Another 2018 research looked at the cumulative impacts of E. In moderately stressed but otherwise healthy participants, longifolia and multivitamins. Enhanced vigor and emotional well-being were reported by the participants. Glucose concentrations also reduced, which may also have led to the well-being of the participants.
Scientists are discovering and identifying new quassinoids in E. Longifolia, which can be used to combat cancer. Laboratory experiments show that the compounds are toxic to lung and cervical cancer cells in test tubes.
A review from 2018 identified 16 compounds in E. Isolated from different parts of the plant, longifolia displayed promising anti-cancer properties.
Another laboratory research found that quassinoids were extracted from E. Longifolia has been effective against prostate cancer cells in humans. However, testosterone therapy for prostate cancer is contraindicated by the Endocrine Society, so it is not advisable to use the plant for this disease.

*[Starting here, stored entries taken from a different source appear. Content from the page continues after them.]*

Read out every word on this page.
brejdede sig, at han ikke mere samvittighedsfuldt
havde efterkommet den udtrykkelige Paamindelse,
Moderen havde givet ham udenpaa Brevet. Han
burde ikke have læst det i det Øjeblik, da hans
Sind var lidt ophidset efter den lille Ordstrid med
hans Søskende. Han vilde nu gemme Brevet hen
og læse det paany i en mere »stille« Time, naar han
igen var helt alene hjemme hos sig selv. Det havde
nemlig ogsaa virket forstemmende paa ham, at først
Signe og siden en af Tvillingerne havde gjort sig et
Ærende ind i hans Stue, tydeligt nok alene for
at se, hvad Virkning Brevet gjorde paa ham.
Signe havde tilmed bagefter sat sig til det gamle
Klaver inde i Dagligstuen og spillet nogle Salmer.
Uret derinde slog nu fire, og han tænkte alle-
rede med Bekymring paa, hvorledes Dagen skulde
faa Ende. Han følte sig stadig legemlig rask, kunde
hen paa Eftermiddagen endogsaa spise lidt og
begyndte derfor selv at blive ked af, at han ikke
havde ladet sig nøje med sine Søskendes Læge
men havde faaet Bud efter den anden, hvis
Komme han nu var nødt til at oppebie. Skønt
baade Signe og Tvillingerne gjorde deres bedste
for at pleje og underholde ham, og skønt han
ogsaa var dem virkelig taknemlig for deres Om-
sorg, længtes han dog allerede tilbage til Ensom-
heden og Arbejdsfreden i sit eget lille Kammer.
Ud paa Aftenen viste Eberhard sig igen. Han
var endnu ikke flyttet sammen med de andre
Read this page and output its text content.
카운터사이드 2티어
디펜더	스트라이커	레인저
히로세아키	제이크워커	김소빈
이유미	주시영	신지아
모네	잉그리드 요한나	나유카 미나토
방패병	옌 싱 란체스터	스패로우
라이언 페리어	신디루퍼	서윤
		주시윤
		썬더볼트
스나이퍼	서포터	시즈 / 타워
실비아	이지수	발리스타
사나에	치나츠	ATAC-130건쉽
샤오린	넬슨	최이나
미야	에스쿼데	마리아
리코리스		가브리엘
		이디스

Anti-inflammatory and antimicrobial effects
Some review suggests that E. longifolia is effective against bacteria, including Escherichia coli and Salmonella typhi.
Extracts of the plant showed anti-inflammatory and antioxidant properties in test tube tests.
Risks and side effects
A 2016 review on the safety and toxicity of E. Longifolia has confirmed that, when used in therapeutic doses, it does not seem to have adverse effects on sperm in test tubes. Animal studies show, however, that it may be toxic at higher concentrations.
It was concluded in the same review that scientists consider E. Longifolia is healthy as long as it is not taken in high doses by people. With caution, the authors suggest taking 200-400 milligrams daily, especially if the individual is an older adult.
Individuals with hormonal cancers should be vigilant when taking E. Longifolia, as it can increase the level of testosterone. These effects may not be the same in the human body, although laboratory tests have shown beneficial effects.
People taking medications to lower their blood glucose should speak to their doctor before taking E. Longifolia, because the effects of these medications may increase.
Some reports, according to the study, advise individuals with certain conditions to avoid E. longifolia. These conditions include cancer, heart disease , and kidney disease. Individuals with compromised immune systems should be alert as well.
For multiple health conditions, Tongkat ali appears to be a successful solution. Some research indicates that male fertility, sexual performance, and stress are beneficial. It could also be an efficient ergonomic aid.
Some laboratory studies indicate the effectiveness of E. Anti-cancer longifolia in test tubes. Research also suggests, however, that individuals with such cancers should stop using it.
For those who have some health issues and others who are on different drugs, there are certain safety concerns. Hence, before taking any herbal supplements, a person should check with their doctor.